A P&O ferry remains moored in Dover Credit: PA

“We condemn the callous behaviour of P&O," the prime minister told the Commons.

"I think that it is no way to treat hardworking employees and we will not sit by because under Section 194 of the Trade Unions and Labour Relations Act of 1992 it looks to me as if the company has broken the law and we will be taking action.

"We will also be encouraging employees to take action under the 1996 Employment Rights Act.

“And if the company is found guilty then they face fines running into millions of pounds and in addition we will be taking steps to protect all mariners that are working in UK waters and ensuring they are paid the living wage."

The PM spoke just after P&O Ferries chief executive Peter Hebblethwaite apologised to their former employees.

“I want to say sorry to the people affected and their families for the impact it’s had on them, and also to the 2,200 people who still work for P&O and will have been asked a lot of difficult questions about this.

“Over the last week, I’ve been speaking face-to-face to seafarers and their partners. They’ve lost their jobs and there is anger and shock and I completely understand.

Sacked staff on the P&O Pride of Hull staged a sit-in protest

“We needed fundamental change to make us viable. This was an incredibly difficult decision that we wrestled with but once we knew it was the only way to save the business, we had to act.

“All other routes led to the closure of P&O Ferries.

“I wish there was another way and I’m sorry.”

Mr Hebblethwaite will appear before a joint hearing of the Transport and Business, Energy and Industrial Strategy committees on Thursday.

Protesters outside Maritime House in Dover on Wednesday

Concerns were raised across the UK, as the company also operates routes from Dover, Tilbury, Hull and Teesport to France, and Liverpool to Dublin, as well as Larne to Cairnryan.

Workers protested the sackings in Dover and in Hull, where crews staged a sit-in on a ferry.

Protesters hit the streets again on Wednesday outside Maritime House in Dover, carrying banners with slogans calling to 'save our ferries.'

Labour leader Sir Keir Starmer said as the law stands, it is not illegal to pay seafarers below the national minimum wage even if they are working at UK ports and in UK waters, Sir Keir Starmer has said.

At Prime Minister's Questions, he told the Commons: "DP World must be quaking in their boots.

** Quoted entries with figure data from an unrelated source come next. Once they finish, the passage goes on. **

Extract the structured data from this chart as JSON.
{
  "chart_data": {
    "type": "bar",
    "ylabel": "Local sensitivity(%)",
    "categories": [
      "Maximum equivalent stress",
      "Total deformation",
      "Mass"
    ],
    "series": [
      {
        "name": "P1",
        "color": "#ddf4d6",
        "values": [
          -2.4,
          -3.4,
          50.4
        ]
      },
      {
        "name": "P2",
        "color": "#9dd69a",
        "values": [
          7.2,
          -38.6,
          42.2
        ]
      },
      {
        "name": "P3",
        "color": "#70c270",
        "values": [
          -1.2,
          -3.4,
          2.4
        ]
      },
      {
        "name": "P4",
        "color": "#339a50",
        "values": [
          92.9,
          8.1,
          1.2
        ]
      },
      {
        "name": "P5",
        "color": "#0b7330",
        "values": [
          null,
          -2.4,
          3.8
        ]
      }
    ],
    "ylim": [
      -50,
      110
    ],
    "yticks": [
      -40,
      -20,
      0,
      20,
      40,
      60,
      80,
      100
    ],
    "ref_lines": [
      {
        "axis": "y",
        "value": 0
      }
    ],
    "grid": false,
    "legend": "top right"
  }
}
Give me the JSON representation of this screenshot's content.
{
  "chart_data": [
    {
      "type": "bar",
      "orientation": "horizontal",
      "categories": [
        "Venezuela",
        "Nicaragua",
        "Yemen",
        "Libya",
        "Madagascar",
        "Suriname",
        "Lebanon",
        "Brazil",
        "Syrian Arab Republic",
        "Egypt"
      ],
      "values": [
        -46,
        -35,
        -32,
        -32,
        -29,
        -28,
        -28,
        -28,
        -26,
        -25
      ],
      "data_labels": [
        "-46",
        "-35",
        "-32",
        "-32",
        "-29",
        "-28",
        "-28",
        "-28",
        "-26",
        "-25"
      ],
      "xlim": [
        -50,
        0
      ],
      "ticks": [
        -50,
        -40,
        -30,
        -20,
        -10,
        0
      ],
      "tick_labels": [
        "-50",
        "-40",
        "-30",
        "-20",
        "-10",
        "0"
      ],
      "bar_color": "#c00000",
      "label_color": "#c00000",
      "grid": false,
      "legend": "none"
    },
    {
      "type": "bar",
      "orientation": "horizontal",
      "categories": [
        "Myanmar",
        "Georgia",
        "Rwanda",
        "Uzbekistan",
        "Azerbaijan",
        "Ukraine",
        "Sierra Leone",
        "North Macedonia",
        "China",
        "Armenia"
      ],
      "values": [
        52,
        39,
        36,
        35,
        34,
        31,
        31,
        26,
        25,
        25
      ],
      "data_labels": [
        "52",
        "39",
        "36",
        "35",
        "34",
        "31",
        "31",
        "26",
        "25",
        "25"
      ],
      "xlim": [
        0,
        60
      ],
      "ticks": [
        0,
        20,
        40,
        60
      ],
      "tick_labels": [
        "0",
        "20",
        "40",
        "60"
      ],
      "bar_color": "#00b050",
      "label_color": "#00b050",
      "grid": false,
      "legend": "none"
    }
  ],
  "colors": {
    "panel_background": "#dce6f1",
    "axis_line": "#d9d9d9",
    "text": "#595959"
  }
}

The Prime Minister says how disappointed he is in them whilst handing them #50 million.

"The Prime Minister said about the law ... speaking of hollow reviews, as the law stands it is not illegal to pay seafarers below the national minimum wage even if they are working at UK ports and in UK waters.

"Two years ago, Prime Minister, his Government admitted that that was unjustifiable. Two years ago. And promised, two years ago, you have guessed it, to review it. Two years on, despite what he says today, nothing has been done leaving the gate wide open for P&O.

"British workers don't need another empty review, they need action. So when will the Prime Minister fix that gap in the law?"

Boris Johnson replied: "We are going to address the defects in the 1998 Living Wage Act... Minimum Wage Act and make sure that everybody serving in the UK exclusive economic zone, work in the UK exclusive economic zone gets paid the living wage as people do in the rest of the country."